In the first case, you just write free(p) as you only allocated one block of memory.

What you are doing in the second case is undefined behaviour. It might print 4, it might crash, it could do literally anything. The chances are that the implementation is just marking that location as reusable, but not actually clearing it out (why should it, it's a waste of time)

Answer 3

free(p) de allocates memory pointed by p . But p still having memory address which is de allocated by free(p) . De-allocation means that block of memory added to list of free memories which is maintained by memory allocation module. When you print data pointed by p still prints value at address because that memory is added to free list and not removed.

Answer 4

1. how can i free the memory i just allocated?

   You could do something like this

    int *p; p = malloc( 3 * sizeof( int ) ); // initializes elements in the array for ( int i = 0; i < 3; ++i ) { p[i] = i * 4; } 

   this would not change p , so you could use free(p) to free it.

   If you need to change p , you should remember its original value in another variable, and call free() on that original value, such as

    int *op; op = p; /* do something that changes `p` */ free(op); 

2. how is it that printf stills prints 4

   What you did, access a dynamically allocated memory region after you freed it, will lead to undefined behavior. It could print 4 , it also could crash or do something really wild.

Answer 5

how can i free the memory i just allocated?

When we want to free a memory chunk previously allocated by malloc() , we use the free function. This function accepts a char pointer to a previously allocated memory chunk, and frees it - that is, adds it to the list of free memory chunks, that may be re-allocated. Use free(p) .

how is it that printf stills prints 4 then?

Usage Of free() :

Several notes about free() :

• The size of the chunk was stored by malloc() previously in its memory map, and that is how free() knows how many bytes to free.
• The freed memory is not being cleared or erased in any manner. This is why accessing memory that was just freed often does not cause a crash - any data in it is still the same as before calling free() .
• The free() function cannot nullify pointers to the given memory chunk that might still exist in our program. After we call free() , it is up to us (the programmers) not to try and dereference pointers that still point to that memory chunk . Such pointers are known as 'dangling pointers' - they point to memory that was already freed, and thus they should NOT be dereferenced again, unless they are assigned the address of a different (not-freed) memory chunk.

Answer 6

In first case you can still free the memory by taking the pointer back to the first element's address and then calling free(p) like:

p = p-3;
free(p);

Reason : malloc store some information about how much memory need to be freed once allocated dynamically that's why you need to point it back to the start so that free can read that information and free exactly 3 int memory allocated by malloc.

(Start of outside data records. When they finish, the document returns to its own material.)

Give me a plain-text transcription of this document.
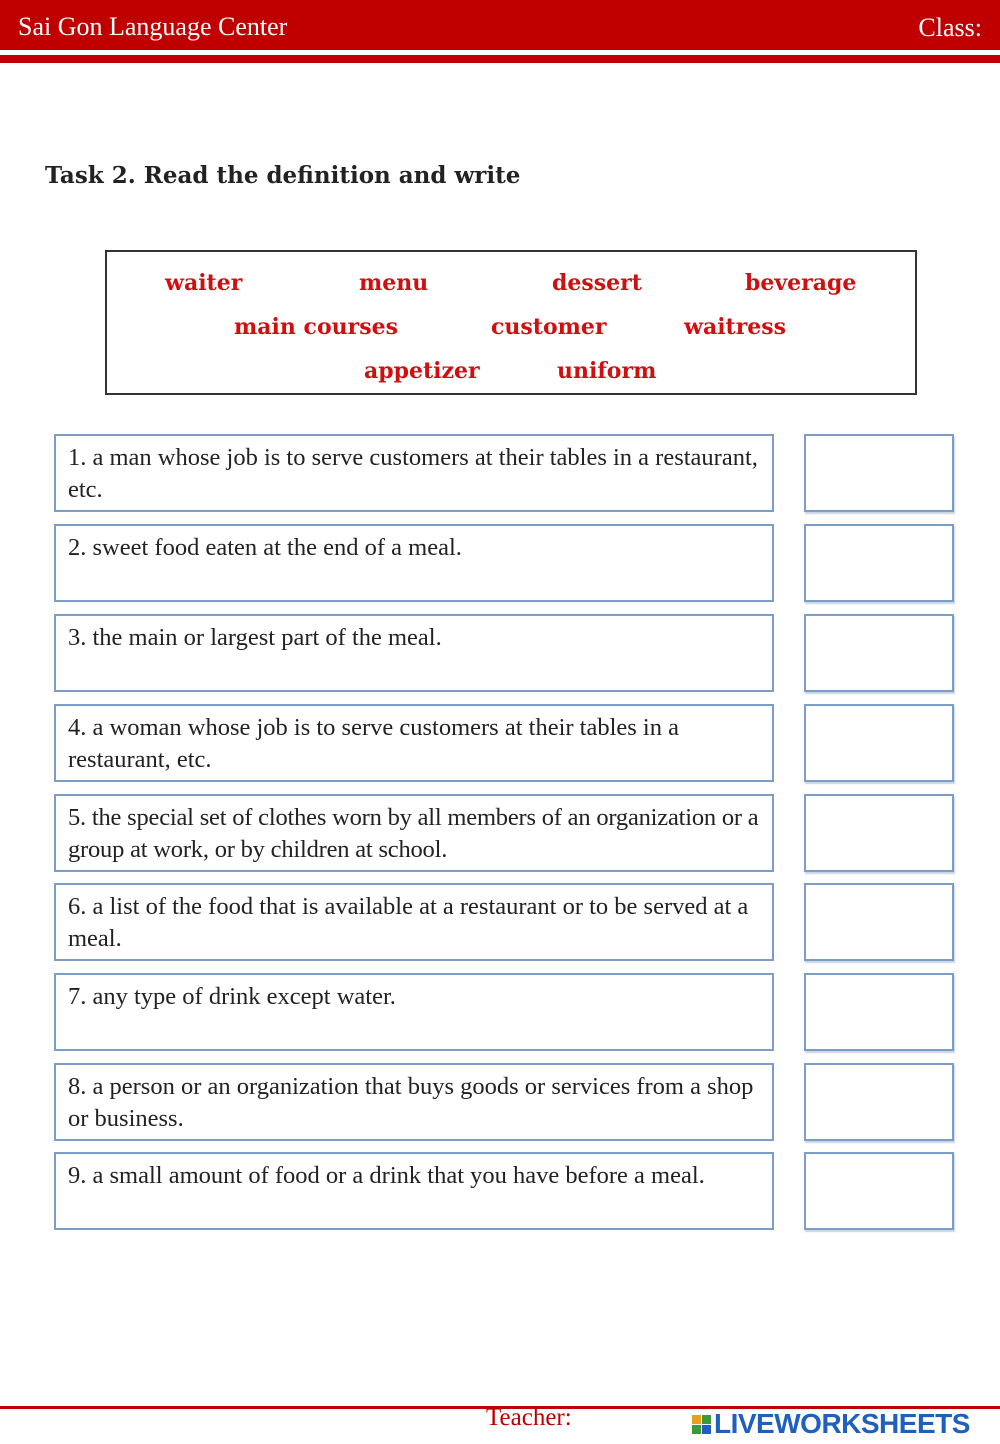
Sai Gon Language Center	Class:
Task 2. Read the definition and write
waiter	menu	dessert	beverage
main courses	customer	waitress
appetizer	uniform
1. a man whose job is to serve customers at their tables in a restaurant, etc.
2. sweet food eaten at the end of a meal.
3. the main or largest part of the meal.
4. a woman whose job is to serve customers at their tables in a restaurant, etc.
5. the special set of clothes worn by all members of an organization or a group at work, or by children at school.
6. a list of the food that is available at a restaurant or to be served at a meal.
7. any type of drink except water.
8. a person or an organization that buys goods or services from a shop or business.
9. a small amount of food or a drink that you have before a meal.
Teacher:	LIVEWORKSHEETS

In your second case it is still printing is not universal result, output can be anything even program may crash.

Reason : free do not do anything special with the memory it only add it back to the FREE LIST it maintains for the memory available for dynamic allocation. It is only up-to the programmer that they do not dereference the after calling free on it.

Answer 7

Malloc ==> Only allocate the memory (not changing memory data to NULL )

Free ==> Only It will release the allocated resources on the pointer,(not changing memory data to NULL )

In both cases user has the responsibly to set appropriate value if required.